21 July 2008

REMEMBRANCE OF FILIAL FROST

It certainly was cathartic for me tonight to think about my parents and what was hoary history (World War II) to me growing up in the 1950s. I thought little back then about the German officer's field binoculars that my dad brought back from the ancient war and which I destroyed to see how they worked. (I now have the prisms perched on my window sill and a poem I wrote.) And, I thought nothing about the broken piece of purplish, marble paving stone--now sadly lost--that dad said was collected from a strange-sounding place called Berchtesgaden, and on which Herr Hitler could have watched Bavarian village children perform their folk dances. (I did write a blog about it.)

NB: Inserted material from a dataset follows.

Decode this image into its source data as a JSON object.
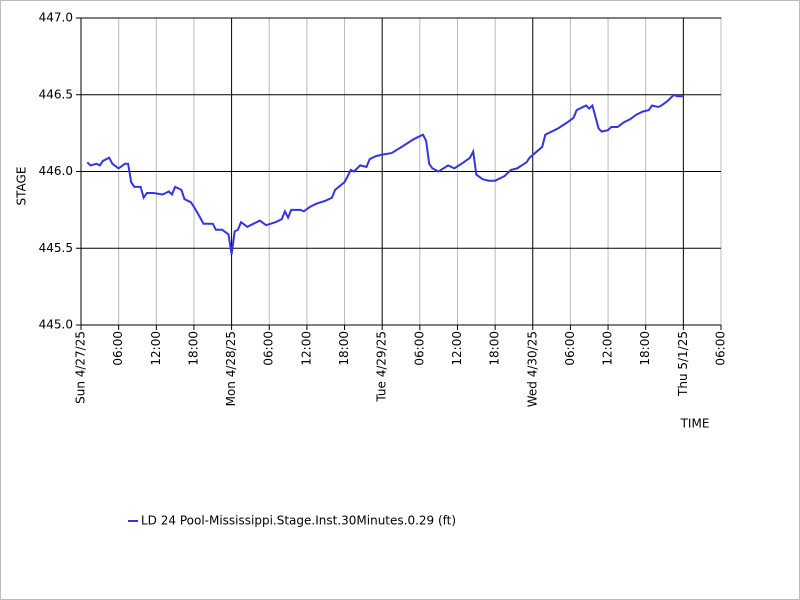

What I do think about is how much I NOW (is it too late?) love my parents, notwithstanding their imperfections. I take that back: my mom was nearly angelic, so much so that I couldn't much relate to her anchoritic, ethereal otherworldliness. In contradistinction, my dad's all-too-obvious earthly flaws were a source of considerable irritation. We did not speak for a full decade.


But, guess who I miss the most? My dad, by far. And, it should be obvious who I probably hurt the most. I recently wrote a note to myself--in an autodidactic fit--about my peevishly informing him he was dying, after I realized no one else in the family had bothered to tell him. I realize now I was existentially vexed at that moment, both that he was soon to leave and that I was incapable of communicating little except an egocentric and irked passing on of cold medical information. I had only past communication style to fall back on.

Imagine how much I would like to retrieve that moment to rectify my lack of filial humaneness. I now finally know what I would like to say.